You'd think that would be the end of Apple's software troubles for this week, but you'd be wrong.

If you had yet to upgrade to the very latest version of High Sierra - that is, you were running 10.13.0 - and you install the patch and THEN upgraded to 10.13.1, the "root" access bug rears its head once again.

Recently, Mac computers were reported to be facing, what is referred to as the "root" issue bug.

This has been an incredibly awful week for Apple's operating systems.

The solution is a simple one - but one that has not been made sufficient clear by Apple.

It is noted that remotely realize the vulnerability impossible - the attacker must still have direct access to your device.

The serious and surprising root security bug in macOS High Sierra is back for some users, shortly after Apple declared it fixed.

The glitch is a rare and potentially embarrassing failure for Apple, whose software is generally known for being less prone to hacking and malware infections than Windows software from.

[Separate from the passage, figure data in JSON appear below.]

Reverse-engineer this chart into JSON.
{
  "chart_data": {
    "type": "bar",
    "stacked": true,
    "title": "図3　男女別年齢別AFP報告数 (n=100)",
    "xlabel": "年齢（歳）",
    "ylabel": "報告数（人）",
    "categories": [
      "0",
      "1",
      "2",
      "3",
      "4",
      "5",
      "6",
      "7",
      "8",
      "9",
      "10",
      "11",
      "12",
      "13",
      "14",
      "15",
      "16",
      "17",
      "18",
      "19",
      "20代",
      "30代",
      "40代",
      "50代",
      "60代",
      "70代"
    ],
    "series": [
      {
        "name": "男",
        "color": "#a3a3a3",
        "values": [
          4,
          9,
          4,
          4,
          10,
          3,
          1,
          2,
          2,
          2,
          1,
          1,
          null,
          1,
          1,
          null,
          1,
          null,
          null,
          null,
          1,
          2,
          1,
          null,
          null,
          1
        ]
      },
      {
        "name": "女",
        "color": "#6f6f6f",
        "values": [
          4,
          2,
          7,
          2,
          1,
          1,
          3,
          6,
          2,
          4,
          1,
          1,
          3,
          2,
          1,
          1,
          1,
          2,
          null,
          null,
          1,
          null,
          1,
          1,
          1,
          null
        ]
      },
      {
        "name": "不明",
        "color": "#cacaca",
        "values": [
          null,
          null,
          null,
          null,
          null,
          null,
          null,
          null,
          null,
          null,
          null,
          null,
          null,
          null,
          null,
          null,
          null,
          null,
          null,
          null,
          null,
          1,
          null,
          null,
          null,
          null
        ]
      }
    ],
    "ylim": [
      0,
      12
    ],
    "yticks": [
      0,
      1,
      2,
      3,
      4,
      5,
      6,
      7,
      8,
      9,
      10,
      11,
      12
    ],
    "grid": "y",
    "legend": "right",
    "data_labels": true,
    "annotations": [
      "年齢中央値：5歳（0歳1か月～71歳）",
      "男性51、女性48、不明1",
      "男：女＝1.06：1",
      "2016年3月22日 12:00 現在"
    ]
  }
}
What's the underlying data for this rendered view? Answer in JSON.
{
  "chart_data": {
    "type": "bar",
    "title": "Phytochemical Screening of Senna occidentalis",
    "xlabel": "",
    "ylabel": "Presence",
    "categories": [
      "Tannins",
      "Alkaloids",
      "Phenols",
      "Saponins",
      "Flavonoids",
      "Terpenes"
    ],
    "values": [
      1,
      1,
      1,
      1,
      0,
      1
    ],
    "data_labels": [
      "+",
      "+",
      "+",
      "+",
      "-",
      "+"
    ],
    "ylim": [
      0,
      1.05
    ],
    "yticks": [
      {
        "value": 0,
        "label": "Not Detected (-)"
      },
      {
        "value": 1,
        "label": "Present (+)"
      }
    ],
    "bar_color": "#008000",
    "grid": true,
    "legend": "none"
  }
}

As a temporary measure Apple recommends to activate the root user and set the password manually. To do this in the settings section "Users and groups" click on the button with a lock.

In a Medium post today, Ergin today said his Twitter disclosure about the Mac bug was met with "many reactions like a blast". "And worse, two of those Mac users say they've also tried re-installing Apple's security patch after that upgrade, only to find that the "root" problem still persists until they reboot their computer, with no warning that a reboot is necessary". "This is really REALLY bad".

"A password prompt that authenticates as root with an empty password would be a black eye for any OS".

Several experts have lambasted Apple for allowing the vulnerability in the first place. Users who had not installed macOS 10.13.1 and thus were running a prior version of the OS when they received the security update, found that installing 10.13.1 resurfaced the bug, according to a report from Wired.